Uit de geschiedenis van de totstandkoming van het Besluit inburgering (nota van toelichting, blz. 138-139; Stb. 2006, 645) volgt dat het college bij beantwoording van de vraag of betrokkene redelijkerwijs niet in staat is het inburgeringsexamen te behalen, betekenis kan toekennen aan het feit dat betrokkene een verklaring heeft overgelegd van een instelling of deskundige, waarin te kennen wordt gegeven dat hij het leervermogen ontbeert om het inburgeringsexamen te behalen.
4.2. De rechtbank heeft terecht geoordeeld dat het e-mailbericht van Dumont geen grond biedt voor het oordeel dat het voor [appellante] redelijkerwijs niet mogelijk is aan de inburgeringsplicht te voldoen. Daartoe is van belang dat uit dat e-mailbericht blijkt dat Dumont pas sinds kort de praktijkcoach van [appellante] is. Zoals de rechtbank terecht heeft overwogen, moet zijn inschatting van het niveau van [appellante] in dat licht worden bezien. Daar komt bij dat de inschatting van Dumont betrekking heeft op het niveau van [appellante] ten tijde van het schrijven en niet over haar te verwachten eindniveau. Bovendien is deze inschatting, die behelst dat Dumont niet verwacht dat [appellante] een herexamen succesvol zal afleggen, in het geheel niet gemotiveerd. Daaruit valt derhalve niet af te leiden dat het door hem ingeschatte niveau van [appellante] het gevolg is van een gebrek aan leervermogen.

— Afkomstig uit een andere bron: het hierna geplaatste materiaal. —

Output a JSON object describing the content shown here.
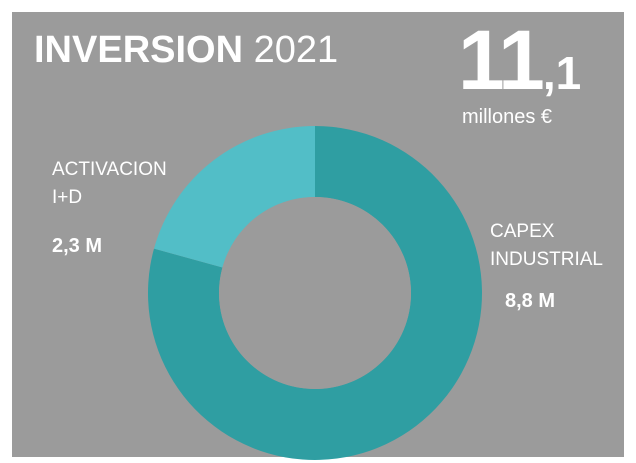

[appellante] heeft, buiten voormeld e-mailbericht van haar praktijkcoach, geen verklaring over haar leervermogen overgelegd. Voorts is niet in geschil dat zij slechts eenmaal heeft deelgenomen aan het inburgeringsexamen, dat zij niet heeft verzocht om een herkansing en dat zij, na gezakt te zijn, geen inspanningen heeft verricht om alsnog aan haar inburgeringsplicht te voldoen. Gelet hierop heeft de rechtbank terecht geoordeeld dat [appellante] zich niet met succes kan beroepen op artikel 31, tweede lid, aanhef en onder c, van de Wet inburgering.
Het betoog faalt.
5. [appellante] betoogt voorts dat de rechtbank ten onrechte niet is ingegaan op haar betoog dat de haar opgelegde inburgeringsplicht in strijd is met artikel 17 van de Overeenkomst tussen het Koninkrijk der Nederlanden en het Koninkrijk Marokko betreffende de aanwerving en de tewerkstelling van Marokkaanse werknemers in Nederland (Trb. 1969, 87; hierna: de Overeenkomst tussen Nederland en Marokko), artikel 65 van de Euro-Mediterrane Overeenkomst waarbij een associatie tot stand wordt gebracht tussen de Europese Gemeenschappen en haar Lid-Staten, enerzijds, en het Koninkrijk Marokko, anderzijds, (PB 2000 L70; hierna: de Associatieovereenkomst met Marokko), Richtlijn 2003/109/EG van de Raad van 25 november 2003 betreffende de status van langdurig ingezeten onderdanen van derde landen (PB 2004 L 16; hierna: de Richtlijn) en artikel 8 van het Verdrag tot bescherming van de rechten van de mens en de fundamentele vrijheden (hierna: het EVRM).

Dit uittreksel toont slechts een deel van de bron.